Researchers hope to determine where these elusive predators live, what they eat, and how best to manage potential risks to workers at the site. With funding and field support provided by the U.S. Department of Energy, National Nuclear Security Administration Nevada Site Office, a research team was recently assembled to trap eight mountain lions at the Nevada Test Site over the next two years, fitting each animal with a GPS satellite collar to track the cats’ movements over continuous 24-hour periods. Using the tracking devices, researchers will document each animal’s location six times per day and physically visit one or two clusters of locations per week to gather information on recent kills.

“We want to determine where lions are most likely to be predatory,” said wildlife biologist David Mattson, who is heading up the study. Dr. Mattson of the U.S. Geological Survey, along with a field team from National Security Technologies—NSTec (the Management and Operating contractor for the Nevada Test Site), aims to record the hunting behaviors of the eight collared cats, whose diets are known to include mule deer, young horses, and rabbits. “It is important to know what is being hunted and under what circumstances in order to better understand the risk to potential prey,” Mattson added.

Juvenile vs. Adult Mountain Lions

While mountain lion attacks on humans are extremely rare (only one attack has ever been documented at the Nevada Test Site), the last five years has seen an increase in the number of lion sightings at the site, particularly at the lower elevations. Remote, motion-activated cameras installed to monitor the movement of mountain lions have captured photographs of the animals near active work facilities. “Even though the risk of an employee being attacked by a mountain lion is extremely low,” explained Federal Project Director Peter Sanders, “we want to assess where the risk is the highest since some new projects are being conducted in mountain lion habitat.” Managing risk to workers is the primary goal of the study; but researchers also hope to explore broader questions about how predator/prey relationships play out in habitats that are restricted from public access. “This is an incredible opportunity to look at the predator/prey dynamic without the effect of human interference,” said Dr. Mattson. The government-controlled land in and around the Nevada Test Site offers an unprecedented stage for observing wildlife unaffected by construction/development and outdoor recreation, like camping and hunting, he explained. “Being able to look at an unexploited population of lions is an extraordinary situation that simply doesn’t exist anywhere else in North America at this time.”

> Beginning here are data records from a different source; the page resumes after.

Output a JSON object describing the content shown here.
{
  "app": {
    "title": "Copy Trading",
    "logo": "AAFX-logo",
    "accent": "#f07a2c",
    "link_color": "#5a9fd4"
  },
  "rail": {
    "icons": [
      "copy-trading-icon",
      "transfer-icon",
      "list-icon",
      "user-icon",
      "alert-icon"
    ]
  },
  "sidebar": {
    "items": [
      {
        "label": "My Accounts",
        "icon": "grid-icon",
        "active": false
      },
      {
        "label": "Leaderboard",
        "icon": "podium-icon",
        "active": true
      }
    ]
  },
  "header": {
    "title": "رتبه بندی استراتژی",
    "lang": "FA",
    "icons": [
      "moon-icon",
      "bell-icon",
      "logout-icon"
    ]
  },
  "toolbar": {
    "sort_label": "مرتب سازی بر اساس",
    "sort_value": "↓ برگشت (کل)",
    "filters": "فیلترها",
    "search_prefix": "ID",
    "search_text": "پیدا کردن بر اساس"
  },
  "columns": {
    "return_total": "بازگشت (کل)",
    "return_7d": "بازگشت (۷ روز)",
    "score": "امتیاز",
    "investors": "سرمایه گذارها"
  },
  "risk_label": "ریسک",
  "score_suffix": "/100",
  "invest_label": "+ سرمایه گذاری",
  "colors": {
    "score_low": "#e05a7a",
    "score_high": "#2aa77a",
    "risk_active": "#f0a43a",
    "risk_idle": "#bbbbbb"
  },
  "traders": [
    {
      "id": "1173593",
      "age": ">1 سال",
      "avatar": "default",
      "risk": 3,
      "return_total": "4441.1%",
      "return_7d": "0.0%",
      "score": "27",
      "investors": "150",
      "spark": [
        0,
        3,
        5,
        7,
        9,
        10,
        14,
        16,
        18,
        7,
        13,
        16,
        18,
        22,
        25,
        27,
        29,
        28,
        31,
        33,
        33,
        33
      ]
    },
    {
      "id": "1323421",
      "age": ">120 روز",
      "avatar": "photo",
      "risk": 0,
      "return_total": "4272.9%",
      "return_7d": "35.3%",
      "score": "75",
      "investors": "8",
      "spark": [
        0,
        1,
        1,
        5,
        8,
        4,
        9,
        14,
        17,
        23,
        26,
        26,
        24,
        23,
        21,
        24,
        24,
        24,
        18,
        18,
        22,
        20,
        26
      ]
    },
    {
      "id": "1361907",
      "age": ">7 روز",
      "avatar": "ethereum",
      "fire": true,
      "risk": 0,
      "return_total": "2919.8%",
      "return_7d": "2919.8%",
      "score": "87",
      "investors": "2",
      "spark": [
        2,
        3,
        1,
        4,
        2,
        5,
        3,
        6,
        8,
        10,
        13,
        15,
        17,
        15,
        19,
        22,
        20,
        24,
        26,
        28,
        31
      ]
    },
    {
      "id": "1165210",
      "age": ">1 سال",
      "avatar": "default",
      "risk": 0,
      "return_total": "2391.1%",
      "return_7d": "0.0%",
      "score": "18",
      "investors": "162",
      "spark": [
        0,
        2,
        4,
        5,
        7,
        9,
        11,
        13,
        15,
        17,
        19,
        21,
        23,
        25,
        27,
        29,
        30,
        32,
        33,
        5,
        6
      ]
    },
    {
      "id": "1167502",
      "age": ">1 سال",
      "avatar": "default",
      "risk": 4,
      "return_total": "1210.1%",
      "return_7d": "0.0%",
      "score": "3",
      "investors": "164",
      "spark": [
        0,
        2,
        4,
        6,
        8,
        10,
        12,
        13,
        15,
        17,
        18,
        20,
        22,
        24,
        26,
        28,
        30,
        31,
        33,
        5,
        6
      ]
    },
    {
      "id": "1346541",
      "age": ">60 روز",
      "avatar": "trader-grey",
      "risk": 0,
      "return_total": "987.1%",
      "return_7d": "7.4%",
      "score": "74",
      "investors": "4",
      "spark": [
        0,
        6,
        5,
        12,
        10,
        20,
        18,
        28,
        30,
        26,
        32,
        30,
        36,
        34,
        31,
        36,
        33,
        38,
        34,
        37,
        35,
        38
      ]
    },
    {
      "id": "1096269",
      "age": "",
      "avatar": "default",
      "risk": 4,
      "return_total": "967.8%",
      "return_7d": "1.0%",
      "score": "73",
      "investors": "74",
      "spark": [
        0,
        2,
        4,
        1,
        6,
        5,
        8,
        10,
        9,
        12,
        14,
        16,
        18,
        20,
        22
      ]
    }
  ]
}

Researchers agree that studying mountain lions in this or any kind of setting is a challenge. These nocturnal, solitary hunters are notoriously difficult to track because of their keen ability to stay out of sight and on the move. Mountain lion experts believe the species has been able to maintain its numbers, rebounding from near extinction in 1900, as a result of its elusive nature and ability to cover large territories. Trapping a lion at the Nevada Test Site, explained NSTec biologist Derek Hall, is particularly difficult at this time due to an abundance of winter rain that has increased temporary water sources at the site, dispersing prey and the hunters they attract. “As these temporary water sources dry out, prey will be restricted to just a few permanent water sources, which should increase the chances of trapping a mountain lion around these watering holes.”

Dr. Mattson hopes the research at the Nevada Test Site will someday contribute to a long-term study that looks at mountain lions on a regional scale. Since 2003, researchers from the U.S. Geological Survey have been able to track more than 60 mountain lions from northwestern Arizona to southwestern Utah, observing the cats’ hunting territories and behaviors, especially when new prey is introduced (e.g. big horn sheep). Mattson admits parlaying the objectives of existing studies into one comprehensive regional effort would require more funding and a solid commitment. “In an ideal world,” stated Mattson, “it takes at least ten years to adequately study lion and deer populations.”